My Life's Story (Part I)
My Life's Story
I was born in Murfreesboro, TN to a pair of quasi-hippies that didn’t know any better. We never lacked for love in my family, although some of the other stuff (like money, or discipline) may have been in short supply. I pretty much ran wild, and it came back to bite me one or two times.
It was hard to grow up in my family and not be a musician. Both my parents sing and play piano, although they come at it from different sides; my mother is classically trained, while my father is more of a rock ‘n roll kind of guy. I have a little bit of both, but am a huge choir nerd.
When I was four, we moved to Huntsville, AL and joined the Episcopal Church (or “Catholic light,” sometimes “recovering Catholic”) and the church gives me ample opportunity to indulge my love of choral music.
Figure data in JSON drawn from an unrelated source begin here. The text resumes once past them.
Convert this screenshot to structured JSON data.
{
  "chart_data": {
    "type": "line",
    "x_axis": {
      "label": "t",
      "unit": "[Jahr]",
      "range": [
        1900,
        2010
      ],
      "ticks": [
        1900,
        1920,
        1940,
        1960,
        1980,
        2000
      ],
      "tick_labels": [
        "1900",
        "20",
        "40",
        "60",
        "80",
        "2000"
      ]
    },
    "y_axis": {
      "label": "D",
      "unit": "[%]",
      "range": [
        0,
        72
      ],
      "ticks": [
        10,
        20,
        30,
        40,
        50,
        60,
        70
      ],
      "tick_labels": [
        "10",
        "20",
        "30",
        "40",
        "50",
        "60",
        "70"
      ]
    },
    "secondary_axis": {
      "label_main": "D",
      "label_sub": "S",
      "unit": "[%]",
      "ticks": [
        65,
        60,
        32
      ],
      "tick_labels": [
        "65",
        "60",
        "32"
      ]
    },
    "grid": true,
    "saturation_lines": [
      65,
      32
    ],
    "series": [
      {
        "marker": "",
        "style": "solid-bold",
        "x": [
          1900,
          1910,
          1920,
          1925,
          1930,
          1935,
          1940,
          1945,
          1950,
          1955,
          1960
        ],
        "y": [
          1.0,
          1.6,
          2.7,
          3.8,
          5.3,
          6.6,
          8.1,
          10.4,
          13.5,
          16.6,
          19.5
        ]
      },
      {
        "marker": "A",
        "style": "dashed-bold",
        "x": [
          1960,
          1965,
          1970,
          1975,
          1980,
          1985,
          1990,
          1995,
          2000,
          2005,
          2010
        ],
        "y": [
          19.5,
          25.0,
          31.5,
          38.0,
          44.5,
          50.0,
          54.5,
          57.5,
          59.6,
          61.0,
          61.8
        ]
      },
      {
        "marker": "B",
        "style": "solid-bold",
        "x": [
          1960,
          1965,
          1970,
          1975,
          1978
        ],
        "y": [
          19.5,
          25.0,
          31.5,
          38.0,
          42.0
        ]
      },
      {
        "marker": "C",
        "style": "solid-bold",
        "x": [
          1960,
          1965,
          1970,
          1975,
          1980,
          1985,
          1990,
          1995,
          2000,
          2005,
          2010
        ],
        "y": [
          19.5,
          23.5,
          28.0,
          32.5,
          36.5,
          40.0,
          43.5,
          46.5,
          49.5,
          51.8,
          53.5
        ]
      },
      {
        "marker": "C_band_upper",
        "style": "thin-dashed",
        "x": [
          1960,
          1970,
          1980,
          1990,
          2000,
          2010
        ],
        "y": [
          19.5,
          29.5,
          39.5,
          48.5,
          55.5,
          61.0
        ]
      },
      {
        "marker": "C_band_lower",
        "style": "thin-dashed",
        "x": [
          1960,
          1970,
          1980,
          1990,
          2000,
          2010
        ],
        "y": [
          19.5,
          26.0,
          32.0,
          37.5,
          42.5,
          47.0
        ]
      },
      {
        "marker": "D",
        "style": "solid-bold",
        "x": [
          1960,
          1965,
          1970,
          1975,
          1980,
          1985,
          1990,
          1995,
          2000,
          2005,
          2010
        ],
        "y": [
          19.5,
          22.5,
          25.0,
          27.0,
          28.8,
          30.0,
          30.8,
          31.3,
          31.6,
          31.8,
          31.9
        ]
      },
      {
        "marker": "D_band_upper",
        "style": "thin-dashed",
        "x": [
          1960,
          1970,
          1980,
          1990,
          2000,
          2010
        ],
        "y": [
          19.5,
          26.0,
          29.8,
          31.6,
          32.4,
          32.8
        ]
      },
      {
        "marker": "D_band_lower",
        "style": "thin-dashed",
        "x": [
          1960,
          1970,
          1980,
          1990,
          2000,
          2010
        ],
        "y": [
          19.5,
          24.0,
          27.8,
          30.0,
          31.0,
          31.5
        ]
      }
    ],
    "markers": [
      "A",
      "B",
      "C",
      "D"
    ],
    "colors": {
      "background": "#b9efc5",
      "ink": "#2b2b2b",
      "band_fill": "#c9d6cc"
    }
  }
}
My faith has always been important to me, especially in recent years.
All throughout school, I thrived in a magnet school focused on the Arts. I played the cello in middle school orchestra and became a leader in my church and school choirs. I mistakenly thought myself an extrovert because I was not shy; however, I never really quite fit in with any one group and needed a lot of time to “decompress” after being around people. Reading was (and still is) my escape.
In seventh grade, I was diagnosed with juvenile myoclonic epilepsy. When I got up in the mornings, I would twitch (Mom said it looked like a “startle reflex”) until I fully woke up. In the early morning and late evening, when the sun was low on the horizon, driving in the car could trigger these “twitches” when the light flashed through the trees. In high school, I developed deep depression and anxiety, and retreated into myself.
Meanwhile, the internet was gaining steam. I had made some friends on AOL, visiting a chat room called “The Xanth Glade,” where we played characters who lived in Anthony’s Xanth. The internet continued to be a refuge for me, somewhere I could be me with anonymity.
The summer after my freshman year in college, I had my first tonic-clonic (formerly known as grand-mal) seizure. It was terrifying. I woke in the hospital, my knees and elbows scratched up and tongue sore and swollen from where I’d bitten it. This started a very dark period in my life, riddled with depression, unemployment, abusive relationships, substance abuse and, eventually, homelessness. After a while, my right shoulder started to dislocate during my seizures and eventually I got to where I could not use my dominant arm at all.
I could not take care of myself, so I was forced to move around, first to Virginia with my father, then to Ohio with my mother.